Riconoscersi inoltre non significa ritrovarsi dopo decenni di assenza. Quello che Ulisse e Penelope non comprendono è entrambi hanno compiuto un viaggio che li ha profondamente trasformati: uno reale, esteriore, quello di Ulisse, di colui che è partito, punteggiato da azioni e avventure che lo hanno portato a chiamarsi Nessuno, perdendo la propria identità, e a sentirsi estraneo nella propria Patria ritrovata; uno interiore, quello di Penelope, di colei che è rimasta, abitato da uno straziante stato di attesa, di pensieri estenuanti e da una buona dose di resilienza, di chi fa fatica a riconoscere chi è ritornato, di chi ha compiuto un viaggio dirimente, pure restando ferma, camminando dentro il proprio ‘io’ alla ricerca di uno spiraglio di luce a cui aggrapparsi.
Se dunque Ulisse ha deciso di non palesarsi a lei, Penelope, amareggiata da questa mancanza di fiducia, gioca le sue carte e fa di tutto per non riconoscerlo inscenando dunque con Ulisse un singolare braccio di ferro. La giovane sposa morbida e premurosa che egli aveva lasciato si trasforma volutamente in una donna severa, piena di misteri, forse ancora più seducente di prima ma molto diversa. Lo tratta con la gentilezza un po’ distaccata che si può concedere a un povero vagabondo, così lui riferisce, compagno di Ulisse sotto le mura di Troia, e ha per lui quei piccoli gesti protettivi che di solito si hanno per le persone anziane. Cosa che mina e non poco l’orgoglio maschile del suo sposo ancora nel pieno del vigore fisico. Tuttavia è stata una scelta di Ulisse rifiutare gli abiti offerti e ha preteso di conservare i miseri indumenti con i quali è arrivato, allo scopo di nascondere la propria identità ai Proci e, per massima prudenza, a Penelope. E ci è riuscito fin troppo bene. Ma questo Penelope non glielo perdona e, come tutti gli eroi di Troia, Ulisse, come lo stesso Agamennone, trova nella propria reggia la moglie che non si aspetta.
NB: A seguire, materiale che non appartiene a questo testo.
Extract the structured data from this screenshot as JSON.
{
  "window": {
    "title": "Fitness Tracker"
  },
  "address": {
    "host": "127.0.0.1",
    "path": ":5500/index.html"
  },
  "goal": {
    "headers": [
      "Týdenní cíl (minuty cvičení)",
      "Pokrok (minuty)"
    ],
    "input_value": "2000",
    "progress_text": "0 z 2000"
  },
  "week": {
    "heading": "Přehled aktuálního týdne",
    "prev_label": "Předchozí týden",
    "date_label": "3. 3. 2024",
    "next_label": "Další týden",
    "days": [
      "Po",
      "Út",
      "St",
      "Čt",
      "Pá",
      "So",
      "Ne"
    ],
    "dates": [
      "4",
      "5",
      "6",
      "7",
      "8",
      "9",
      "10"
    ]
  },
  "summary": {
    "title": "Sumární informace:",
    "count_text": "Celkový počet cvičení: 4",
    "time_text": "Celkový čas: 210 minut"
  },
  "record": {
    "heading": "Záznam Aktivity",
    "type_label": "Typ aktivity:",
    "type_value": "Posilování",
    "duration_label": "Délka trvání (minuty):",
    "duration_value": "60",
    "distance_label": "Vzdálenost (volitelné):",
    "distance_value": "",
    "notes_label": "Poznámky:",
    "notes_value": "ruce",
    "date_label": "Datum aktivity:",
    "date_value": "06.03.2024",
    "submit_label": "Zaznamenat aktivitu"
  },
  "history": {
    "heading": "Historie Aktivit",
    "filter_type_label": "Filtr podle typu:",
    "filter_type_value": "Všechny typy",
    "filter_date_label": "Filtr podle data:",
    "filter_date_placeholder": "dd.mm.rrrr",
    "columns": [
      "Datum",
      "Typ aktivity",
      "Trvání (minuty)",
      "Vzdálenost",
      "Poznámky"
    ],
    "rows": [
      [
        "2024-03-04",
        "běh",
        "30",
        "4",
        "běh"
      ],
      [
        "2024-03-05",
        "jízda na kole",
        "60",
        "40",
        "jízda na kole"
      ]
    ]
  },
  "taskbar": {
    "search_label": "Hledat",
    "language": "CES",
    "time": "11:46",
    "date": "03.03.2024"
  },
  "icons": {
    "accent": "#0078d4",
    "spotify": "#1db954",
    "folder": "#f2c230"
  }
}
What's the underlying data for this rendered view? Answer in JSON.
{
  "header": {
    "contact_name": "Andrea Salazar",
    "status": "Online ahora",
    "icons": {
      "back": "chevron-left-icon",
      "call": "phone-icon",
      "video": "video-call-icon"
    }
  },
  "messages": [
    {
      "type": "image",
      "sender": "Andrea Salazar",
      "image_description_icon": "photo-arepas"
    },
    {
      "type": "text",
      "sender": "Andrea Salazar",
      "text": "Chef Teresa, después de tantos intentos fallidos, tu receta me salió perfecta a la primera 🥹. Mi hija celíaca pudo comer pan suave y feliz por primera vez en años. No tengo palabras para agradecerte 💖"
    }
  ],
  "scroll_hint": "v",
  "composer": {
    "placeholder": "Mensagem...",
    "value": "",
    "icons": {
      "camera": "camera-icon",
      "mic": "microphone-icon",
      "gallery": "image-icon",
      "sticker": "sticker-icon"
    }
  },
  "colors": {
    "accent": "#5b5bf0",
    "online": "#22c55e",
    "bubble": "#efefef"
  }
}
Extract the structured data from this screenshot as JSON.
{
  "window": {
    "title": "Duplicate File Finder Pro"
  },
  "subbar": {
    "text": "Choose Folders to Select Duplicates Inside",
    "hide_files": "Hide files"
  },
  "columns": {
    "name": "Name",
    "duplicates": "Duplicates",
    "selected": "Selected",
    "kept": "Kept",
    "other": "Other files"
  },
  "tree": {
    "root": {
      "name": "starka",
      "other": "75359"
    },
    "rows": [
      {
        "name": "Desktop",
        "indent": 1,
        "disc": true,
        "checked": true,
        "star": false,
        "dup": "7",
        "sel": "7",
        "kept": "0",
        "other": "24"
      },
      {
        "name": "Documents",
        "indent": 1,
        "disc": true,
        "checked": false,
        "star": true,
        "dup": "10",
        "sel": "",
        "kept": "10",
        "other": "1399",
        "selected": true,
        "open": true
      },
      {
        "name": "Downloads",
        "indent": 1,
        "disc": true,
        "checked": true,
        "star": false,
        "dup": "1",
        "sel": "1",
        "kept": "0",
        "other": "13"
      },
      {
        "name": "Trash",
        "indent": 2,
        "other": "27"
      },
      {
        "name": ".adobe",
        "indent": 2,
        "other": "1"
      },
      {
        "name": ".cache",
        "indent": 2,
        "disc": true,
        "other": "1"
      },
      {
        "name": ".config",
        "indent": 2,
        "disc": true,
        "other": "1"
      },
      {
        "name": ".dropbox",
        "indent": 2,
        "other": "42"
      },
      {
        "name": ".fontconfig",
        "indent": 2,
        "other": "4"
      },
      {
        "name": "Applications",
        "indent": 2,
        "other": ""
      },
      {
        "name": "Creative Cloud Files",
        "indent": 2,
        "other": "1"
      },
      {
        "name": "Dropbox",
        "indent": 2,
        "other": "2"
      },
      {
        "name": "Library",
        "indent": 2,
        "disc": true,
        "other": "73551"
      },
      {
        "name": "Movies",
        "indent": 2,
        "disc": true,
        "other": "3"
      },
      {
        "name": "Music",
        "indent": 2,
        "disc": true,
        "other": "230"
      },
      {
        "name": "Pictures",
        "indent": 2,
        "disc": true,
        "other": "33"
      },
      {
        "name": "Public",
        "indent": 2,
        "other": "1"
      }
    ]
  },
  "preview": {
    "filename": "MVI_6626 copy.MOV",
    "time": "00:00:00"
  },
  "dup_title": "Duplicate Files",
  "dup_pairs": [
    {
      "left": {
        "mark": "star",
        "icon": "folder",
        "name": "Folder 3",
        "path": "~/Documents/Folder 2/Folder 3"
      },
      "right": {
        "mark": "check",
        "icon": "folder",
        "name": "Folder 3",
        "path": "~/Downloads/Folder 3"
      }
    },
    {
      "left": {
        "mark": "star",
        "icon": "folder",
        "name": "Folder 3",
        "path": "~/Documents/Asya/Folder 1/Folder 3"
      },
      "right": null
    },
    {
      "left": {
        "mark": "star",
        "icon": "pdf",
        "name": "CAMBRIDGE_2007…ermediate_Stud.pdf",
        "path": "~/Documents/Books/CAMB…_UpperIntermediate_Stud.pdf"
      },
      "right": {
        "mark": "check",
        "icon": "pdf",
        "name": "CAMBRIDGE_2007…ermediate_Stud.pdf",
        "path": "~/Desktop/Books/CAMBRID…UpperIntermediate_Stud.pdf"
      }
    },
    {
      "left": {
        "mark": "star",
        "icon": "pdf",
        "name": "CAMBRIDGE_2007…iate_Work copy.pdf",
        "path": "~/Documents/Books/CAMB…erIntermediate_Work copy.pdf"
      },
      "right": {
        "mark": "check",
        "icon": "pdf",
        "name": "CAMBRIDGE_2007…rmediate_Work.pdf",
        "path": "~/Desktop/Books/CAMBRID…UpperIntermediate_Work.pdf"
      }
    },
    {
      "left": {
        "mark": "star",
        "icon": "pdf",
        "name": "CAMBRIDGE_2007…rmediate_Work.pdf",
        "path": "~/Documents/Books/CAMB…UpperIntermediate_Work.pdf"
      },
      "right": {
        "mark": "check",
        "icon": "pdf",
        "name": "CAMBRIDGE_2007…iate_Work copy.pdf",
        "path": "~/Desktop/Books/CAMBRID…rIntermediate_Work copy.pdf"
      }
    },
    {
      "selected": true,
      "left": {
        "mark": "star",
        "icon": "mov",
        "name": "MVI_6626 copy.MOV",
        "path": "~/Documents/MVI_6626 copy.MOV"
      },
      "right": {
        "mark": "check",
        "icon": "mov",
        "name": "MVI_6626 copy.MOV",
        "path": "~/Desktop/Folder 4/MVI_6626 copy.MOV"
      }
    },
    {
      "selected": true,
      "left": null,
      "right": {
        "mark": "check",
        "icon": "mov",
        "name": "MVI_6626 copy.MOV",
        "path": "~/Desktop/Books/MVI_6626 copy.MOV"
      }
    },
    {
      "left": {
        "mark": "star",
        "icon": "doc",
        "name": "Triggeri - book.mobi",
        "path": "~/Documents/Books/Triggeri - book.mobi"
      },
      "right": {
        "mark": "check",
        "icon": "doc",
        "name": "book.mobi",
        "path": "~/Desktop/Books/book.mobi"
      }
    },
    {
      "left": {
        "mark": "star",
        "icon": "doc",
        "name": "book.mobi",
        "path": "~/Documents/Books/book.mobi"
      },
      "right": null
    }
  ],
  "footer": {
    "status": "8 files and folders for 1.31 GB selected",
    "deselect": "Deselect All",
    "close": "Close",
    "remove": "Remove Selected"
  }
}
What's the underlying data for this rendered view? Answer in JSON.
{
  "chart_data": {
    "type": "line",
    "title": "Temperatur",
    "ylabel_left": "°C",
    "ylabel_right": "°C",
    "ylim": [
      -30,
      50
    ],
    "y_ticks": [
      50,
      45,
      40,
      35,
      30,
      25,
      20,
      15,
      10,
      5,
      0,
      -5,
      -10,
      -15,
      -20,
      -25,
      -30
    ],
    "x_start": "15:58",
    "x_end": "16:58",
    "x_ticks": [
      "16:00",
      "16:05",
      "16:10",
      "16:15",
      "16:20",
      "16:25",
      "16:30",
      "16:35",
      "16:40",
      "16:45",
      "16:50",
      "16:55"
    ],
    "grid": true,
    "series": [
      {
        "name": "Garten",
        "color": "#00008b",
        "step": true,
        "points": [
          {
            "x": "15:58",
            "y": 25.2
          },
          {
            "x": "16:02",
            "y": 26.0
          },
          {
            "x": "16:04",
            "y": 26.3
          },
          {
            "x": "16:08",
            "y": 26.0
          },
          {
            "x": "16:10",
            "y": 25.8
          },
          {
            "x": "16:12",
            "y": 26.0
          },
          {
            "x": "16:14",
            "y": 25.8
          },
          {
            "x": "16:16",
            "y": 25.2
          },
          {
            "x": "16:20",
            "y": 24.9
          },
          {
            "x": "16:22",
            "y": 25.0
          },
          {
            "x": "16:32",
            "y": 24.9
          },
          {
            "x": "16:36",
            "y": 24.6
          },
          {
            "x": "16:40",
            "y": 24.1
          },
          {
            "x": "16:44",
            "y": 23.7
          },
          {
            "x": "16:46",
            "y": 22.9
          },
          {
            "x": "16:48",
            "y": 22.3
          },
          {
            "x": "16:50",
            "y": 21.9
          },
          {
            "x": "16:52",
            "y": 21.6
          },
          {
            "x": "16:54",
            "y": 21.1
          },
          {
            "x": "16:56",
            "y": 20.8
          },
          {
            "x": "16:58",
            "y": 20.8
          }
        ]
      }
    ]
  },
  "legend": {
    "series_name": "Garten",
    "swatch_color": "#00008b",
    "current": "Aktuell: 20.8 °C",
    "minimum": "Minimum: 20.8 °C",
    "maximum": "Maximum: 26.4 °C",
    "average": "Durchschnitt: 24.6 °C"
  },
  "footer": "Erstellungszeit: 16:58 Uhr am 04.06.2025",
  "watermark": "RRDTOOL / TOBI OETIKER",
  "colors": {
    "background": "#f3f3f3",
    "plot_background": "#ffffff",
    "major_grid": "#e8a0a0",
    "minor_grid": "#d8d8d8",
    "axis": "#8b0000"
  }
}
«Sono arrivato con l’idea straziata di riconquistare Itaca e di controllare la fedeltà di Penelope e mi trovo sperduto e confuso proprio come il vagabondo che ho messo in scena e che non ha strumenti per capire. Devo convenire che è più facile prevedere le mosse di un nemico in guerra che i pensieri dell’ingenua Penelope. Una volpe.»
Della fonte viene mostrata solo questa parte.